My final objective is to perform a regression (latitude predicted by precipitation).
To achieve that, I have download this dataset from Copernicus: https://surfobs.climate.copernicus.eu/dataaccess/access_eobs.php#datafiles
Here, I have faced my first challenge as I have never used NetCDF data source before. Following some good advice found on StackExchange, I have followed this author guidelines: https://semba-blog.netlify.app/11/03/2018/converting-netcdf-files-into-data-frame/ where he shows how to: Read and Convert NetCDF files into data frame in R.
I have managed to reproduce pretty well everything explained, I think, but I am missing something: I have a 3-dimensions variable, as precipitation (rr) is function of latitude, longitude and time:
> print(rr)
File C:\Users\Dell\Desktop\~\climate_data\rr_ens_mean_0.1deg_reg_v25.0e.nc (NC_FORMAT_NETCDF4):
1 variables (excluding dimension variables):
short rr[longitude,latitude,time] (Chunking: [705,465,1]) (Compression: level 1)
units: mm
_FillValue: -9999
long_name: rainfall
scale_factor: 0.100000001490116
add_offset: 0
standard_name: thickness_of_rainfall_amount
cell_methods: time: mean
3 dimensions:
longitude Size:705
units: degrees_east
long_name: Longitude values
axis: X
standard_name: longitude
latitude Size:465
units: degrees_north
long_name: Latitude values
axis: Y
standard_name: latitude
time Size:26298 *** is unlimited ***
units: days since 1950-01-01 00:00
long_name: Time in days
calendar: standard
standard_name: time
cell_methods: time: mean
However, in the process followed I am "losing" the time information. Basically, here is how my data frame looks:
Random sample of observations showing the rainfall
Longitude Latitude rainfall
-8.9501396 50.94986 NA
21.5498603 49.54986 0.0
16.0498603 70.74986 NA
-18.7501395 45.94986 NA
13.7498603 61.14986 3.9
13.5498603 31.94986 0.0
19.0498603 29.94986 NA
32.3498603 30.94986 0.0
-24.1501395 31.64986 NA
33.7498603 40.74986 5.0
42.0498602 57.54986 0.0
-6.0501396 64.34986 NA
0.2498604 34.04986 1.6
20.2498603 49.04986 0.0
My code is the following:
library(ncdf4)
library(RNetCDF)
library(sf)
library(tidyverse)
library(raster)
library(kableExtra)
library(ggplot2)
library(spData)
library(oce)
### https://semba-blog.netlify.app/11/03/2018/converting-netcdf-files-into-data-frame/
#read the nc file
rr = raster("C:/Users/Dell/Desktop/~/climate_data/rr_ens_mean_0.1deg_reg_v25.0e.nc",
level = 1,
varname = "rr")
#define projection
proj4string(rr)=CRS("+init=EPSG:4326")
#convert to data frame
rr.df = raster::as.data.frame(rr, xy = TRUE)

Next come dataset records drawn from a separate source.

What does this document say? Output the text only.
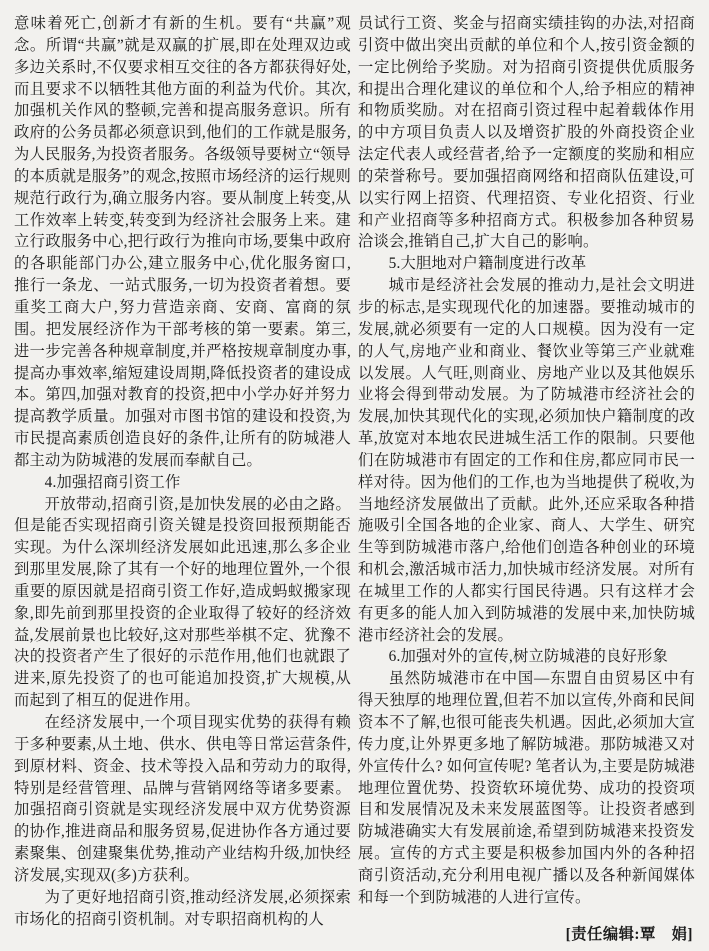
意味着死亡,创新才有新的生机。要有“共赢”观念。所谓“共赢”就是双赢的扩展,即在处理双边或多边关系时,不仅要求相互交往的各方都获得好处,而且要求不以牺牲其他方面的利益为代价。其次,加强机关作风的整顿,完善和提高服务意识。所有政府的公务员都必须意识到,他们的工作就是服务,为人民服务,为投资者服务。各级领导要树立“领导的本质就是服务”的观念,按照市场经济的运行规则规范行政行为,确立服务内容。要从制度上转变,从工作效率上转变,转变到为经济社会服务上来。建立行政服务中心,把行政行为推向市场,要集中政府的各职能部门办公,建立服务中心,优化服务窗口,推行一条龙、一站式服务,一切为投资者着想。要重奖工商大户,努力营造亲商、安商、富商的氛围。把发展经济作为干部考核的第一要素。第三,进一步完善各种规章制度,并严格按规章制度办事,提高办事效率,缩短建设周期,降低投资者的建设成本。第四,加强对教育的投资,把中小学办好并努力提高教学质量。加强对市图书馆的建设和投资,为市民提高素质创造良好的条件,让所有的防城港人都主动为防城港的发展而奉献自己。

4.加强招商引资工作

开放带动,招商引资,是加快发展的必由之路。但是能否实现招商引资关键是投资回报预期能否实现。为什么深圳经济发展如此迅速,那么多企业到那里发展,除了其有一个好的地理位置外,一个很重要的原因就是招商引资工作好,造成蚂蚁搬家现象,即先前到那里投资的企业取得了较好的经济效益,发展前景也比较好,这对那些举棋不定、犹豫不决的投资者产生了很好的示范作用,他们也就跟了进来,原先投资了的也可能追加投资,扩大规模,从而起到了相互的促进作用。

在经济发展中,一个项目现实优势的获得有赖于多种要素,从土地、供水、供电等日常运营条件,到原材料、资金、技术等投入品和劳动力的取得,特别是经营管理、品牌与营销网络等诸多要素。加强招商引资就是实现经济发展中双方优势资源的协作,推进商品和服务贸易,促进协作各方通过要素聚集、创建聚集优势,推动产业结构升级,加快经济发展,实现双(多)方获利。

为了更好地招商引资,推动经济发展,必须探索市场化的招商引资机制。对专职招商机构的人

员试行工资、奖金与招商实绩挂钩的办法,对招商引资中做出突出贡献的单位和个人,按引资金额的一定比例给予奖励。对为招商引资提供优质服务和提出合理化建议的单位和个人,给予相应的精神和物质奖励。对在招商引资过程中起着载体作用的中方项目负责人以及增资扩股的外商投资企业法定代表人或经营者,给予一定额度的奖励和相应的荣誉称号。要加强招商网络和招商队伍建设,可以实行网上招资、代理招资、专业化招资、行业和产业招商等多种招商方式。积极参加各种贸易洽谈会,推销自己,扩大自己的影响。

5.大胆地对户籍制度进行改革

城市是经济社会发展的推动力,是社会文明进步的标志,是实现现代化的加速器。要推动城市的发展,就必须要有一定的人口规模。因为没有一定的人气,房地产业和商业、餐饮业等第三产业就难以发展。人气旺,则商业、房地产业以及其他娱乐业将会得到带动发展。为了防城港市经济社会的发展,加快其现代化的实现,必须加快户籍制度的改革,放宽对本地农民进城生活工作的限制。只要他们在防城港市有固定的工作和住房,都应同市民一样对待。因为他们的工作,也为当地提供了税收,为当地经济发展做出了贡献。此外,还应采取各种措施吸引全国各地的企业家、商人、大学生、研究生等到防城港市落户,给他们创造各种创业的环境和机会,激活城市活力,加快城市经济发展。对所有在城里工作的人都实行国民待遇。只有这样才会有更多的能人加入到防城港的发展中来,加快防城港市经济社会的发展。

6.加强对外的宣传,树立防城港的良好形象

虽然防城港市在中国—东盟自由贸易区中有得天独厚的地理位置,但若不加以宣传,外商和民间资本不了解,也很可能丧失机遇。因此,必须加大宣传力度,让外界更多地了解防城港。那防城港又对外宣传什么? 如何宣传呢? 笔者认为,主要是防城港地理位置优势、投资软环境优势、成功的投资项目和发展情况及未来发展蓝图等。让投资者感到防城港确实大有发展前途,希望到防城港来投资发展。宣传的方式主要是积极参加国内外的各种招商引资活动,充分利用电视广播以及各种新闻媒体和每一个到防城港的人进行宣传。

[责任编辑:覃　娟]
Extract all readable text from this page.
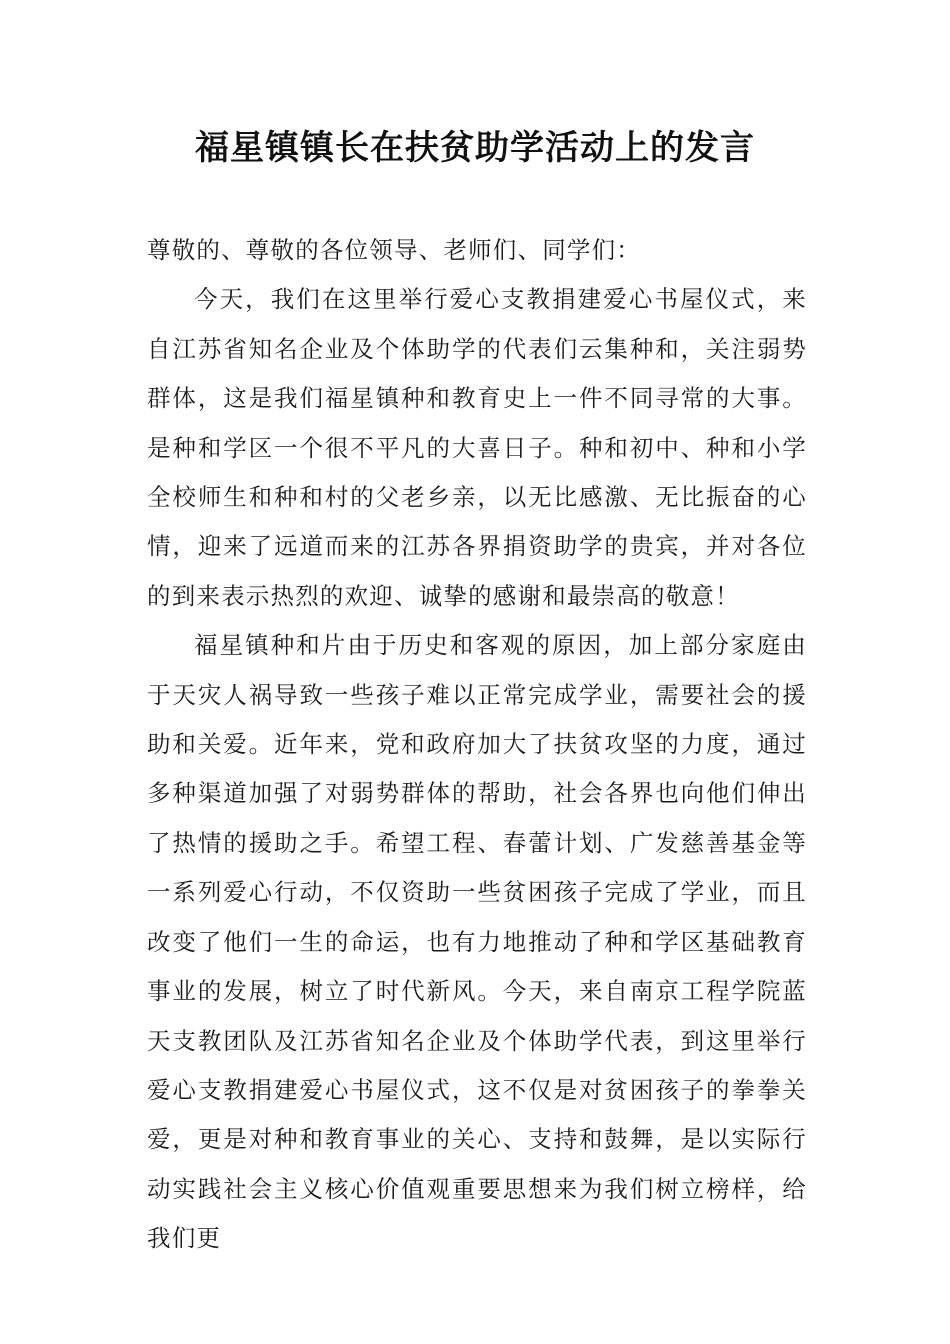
福星镇镇长在扶贫助学活动上的发言

尊敬的、尊敬的各位领导、老师们、同学们：

今天，我们在这里举行爱心支教捐建爱心书屋仪式，来自江苏省知名企业及个体助学的代表们云集种和，关注弱势群体，这是我们福星镇种和教育史上一件不同寻常的大事。是种和学区一个很不平凡的大喜日子。种和初中、种和小学全校师生和种和村的父老乡亲，以无比感激、无比振奋的心情，迎来了远道而来的江苏各界捐资助学的贵宾，并对各位的到来表示热烈的欢迎、诚挚的感谢和最崇高的敬意！

福星镇种和片由于历史和客观的原因，加上部分家庭由于天灾人祸导致一些孩子难以正常完成学业，需要社会的援助和关爱。近年来，党和政府加大了扶贫攻坚的力度，通过多种渠道加强了对弱势群体的帮助，社会各界也向他们伸出了热情的援助之手。希望工程、春蕾计划、广发慈善基金等一系列爱心行动，不仅资助一些贫困孩子完成了学业，而且改变了他们一生的命运，也有力地推动了种和学区基础教育事业的发展，树立了时代新风。今天，来自南京工程学院蓝天支教团队及江苏省知名企业及个体助学代表，到这里举行爱心支教捐建爱心书屋仪式，这不仅是对贫困孩子的拳拳关爱，更是对种和教育事业的关心、支持和鼓舞，是以实际行动实践社会主义核心价值观重要思想来为我们树立榜样，给我们更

#random sample of 12 observations
rr.df %>% sample_n(50) %>% kableExtra::kable("html", row.names = FALSE, col.names = c("Longitude", "Latitude", "rainfall"), align = "c", caption = "Random sample of 50 observations showing the Sea level pressure") %>%
kableExtra::column_spec(column = 1:3, width = "5cm", color = 1)
#visualize
ggplot()+
geom_raster(data = rr.df, aes(x = x, y = y, fill = rainfall), interpolate = FALSE)+
#geom_sf(data = spData::world, fill = rainfall, col = "black")+
# geom_path(data = data, aes(x = lon, y = lat, col = id), size = .75)+
coord_sf(xlim = c(10, 25), ylim = c(55, 70))+
# scale_color_jco(name = "Argo float")+
theme_bw()+
theme(legend.position = c(.85,.2),
legend.background = element_rect(colour = 1),
legend.key.width = unit(.75, "lines"),
legend.text = element_text(size = 11, colour = 1),
axis.text = element_text(colour = 1, size = 12))+
geom_label(aes(x = 60, y = 0, label = "a"))+
labs(x = NULL, y = NULL)+
scale_fill_gradientn(name = "rr", colours = oce::oceColors9A(120))+
scale_x_continuous(breaks = seq(10, 25, 5))+
scale_y_continuous(breaks = seq(55, 70, 5))
What can I do to translate my NetCDF file into a data frame while keeping, for the precipitation, the latitude, longitude and time information that is crucial to perform my regression?